16048A: Behar has an unnamed cluster under 195C in K1a with 16093C, but he does not have 16048A on his chart. Due to the number of examples found in the K Project and MitoSearch (more than 42 at last count), this mutation should probably define a new subclade, perhaps called K1a10. This is the key mutation in this haplotype and the haplotype cluster. (I use haplotype cluster to describe a group of haplotypes which do not have an official subclade designation.) Behar's data did not include any examples from the British Isles, but his Table 4 does list one non-Jewish example from Morocco. (I have suggested another Moroccan K was possibly descended from someone whose ancestry traced back to Portugal and Britain before that.) Based on the currently available examples, this mutation may have occurred in Ireland. There were only 23 examples in all of MitoSearch, with 16 of those in K. Two of the others are in Unknown; at least one of those is actually a K. It appears in about 3% of K's. In mtDB it's in 0.2%.

524.1C, 524.2A: These pairs of insertions are highly recurrent, but not random, and always occur together. In my genetic distance tables I count them as one mutation or one "mutational event." On the SMGF list, this first pair of insertions is at 34^th/35th with 263 or 5.5%. There they are listed as 524.1A and 524.2C, but apparently that is simply a different choice in listing the same things. These insertions are very important for K; this pair appears in about 20% of the entries, or about four times as often as in the general population. As I stated, these are not random; I've never found them in the Ashkenazi subclades or, with one exception, in the K1c/K1c2 subclades. Behar excluded these and some other recurrent mutations when constructing his K chart. However, in the Kivisild paper which contains perhaps the most recent and comprehensive mtDNA charts, there is a subdivision under 497-nc [non-coding] labeled "523+CA-nc" and another line at the same level as 497 labeled "523+2(CA)-nc." I interpret these to be different ways of indicating one and two pairs of the 524 insertions. So now there are at least three ways of labeling these insertions. The solution I used in my phylogenetic chart was to not use the base letters, using just 524.1, etc. In one case, the perceived genetic difference between two haplotypes was thus reduced from eight to zero. The insertions may be examples of what is called length heteroplasmy: each mitochondrion in a cell may contain one or more pairs - or none - in various combinations. (The most common example of length heteroplasmy in K is at position 309, where one or two C’s may be added; but those have not shown up in this cluster.) Therefore, different cells may contain different majority variants. This needs to be studied further.

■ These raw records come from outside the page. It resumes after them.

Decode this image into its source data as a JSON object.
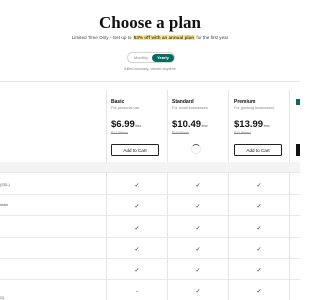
{
  "header": {
    "title": "Choose a plan",
    "subtitle_before": "Limited Time Only - Get up to",
    "subtitle_highlight": "53% off with an annual plan",
    "subtitle_after": "for the first year"
  },
  "billing_toggle": {
    "options": [
      "Monthly",
      "Yearly"
    ],
    "selected": "Yearly",
    "note": "Billed annually, cancel anytime"
  },
  "plans": [
    {
      "name": "Basic",
      "description": "For personal use",
      "price": "$6.99",
      "period": "/mo",
      "original_price": "$14.99/mo",
      "button": "Add to Cart",
      "button_state": "ready"
    },
    {
      "name": "Standard",
      "description": "For small businesses",
      "price": "$10.49",
      "period": "/mo",
      "original_price": "$19.99/mo",
      "button": "",
      "button_state": "loading"
    },
    {
      "name": "Premium",
      "description": "For growing businesses",
      "price": "$13.99",
      "period": "/mo",
      "original_price": "$24.99/mo",
      "button": "Add to Cart",
      "button_state": "ready"
    }
  ],
  "partial_plan": {
    "name": "E"
  },
  "features": [
    {
      "label": "",
      "marks": [
        "",
        "",
        ""
      ]
    },
    {
      "label": "(SSL)",
      "marks": [
        "✓",
        "✓",
        "✓"
      ]
    },
    {
      "label": "main",
      "marks": [
        "✓",
        "✓",
        "✓"
      ]
    },
    {
      "label": "",
      "marks": [
        "✓",
        "✓",
        "✓"
      ]
    },
    {
      "label": "",
      "marks": [
        "✓",
        "✓",
        "✓"
      ]
    },
    {
      "label": "",
      "marks": [
        "✓",
        "✓",
        "✓"
      ]
    },
    {
      "label": "",
      "marks": [
        "-",
        "✓",
        "✓"
      ]
    },
    {
      "label": "O)",
      "marks": [
        "✓",
        "✓",
        "✓"
      ]
    }
  ],
  "colors": {
    "accent": "#0b6b61",
    "highlight": "#fde68a",
    "band": "#f4f4f4"
  }
}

16291T: After all the above mutations, there is a branching point as seen on my chart. The other branch is defined mainly by mutations 16047A and 316A. Mutation 16291T defines the branch in question. Until recently there was no way to properly order this and the next mutation, 16093C; but a new MitoSearch entry has surfaced with this one and 338T, but not 16093C. There is also one entry on SMGF which stops at this point. Therefore, it's pretty obvious that for this haplotype this mutation appeared next. (The example in Behar's Table 4 has 16093C, but not 16291T; but since the full sequence is not given, I can't add it to my chart.) This mutation appears in only about 3% of K's, and almost always in conjunction with 16048A. In MitoSearch, it appears in small numbers in most haplogroups with the highest counts in H and U. In mtDB it's in 2.7%.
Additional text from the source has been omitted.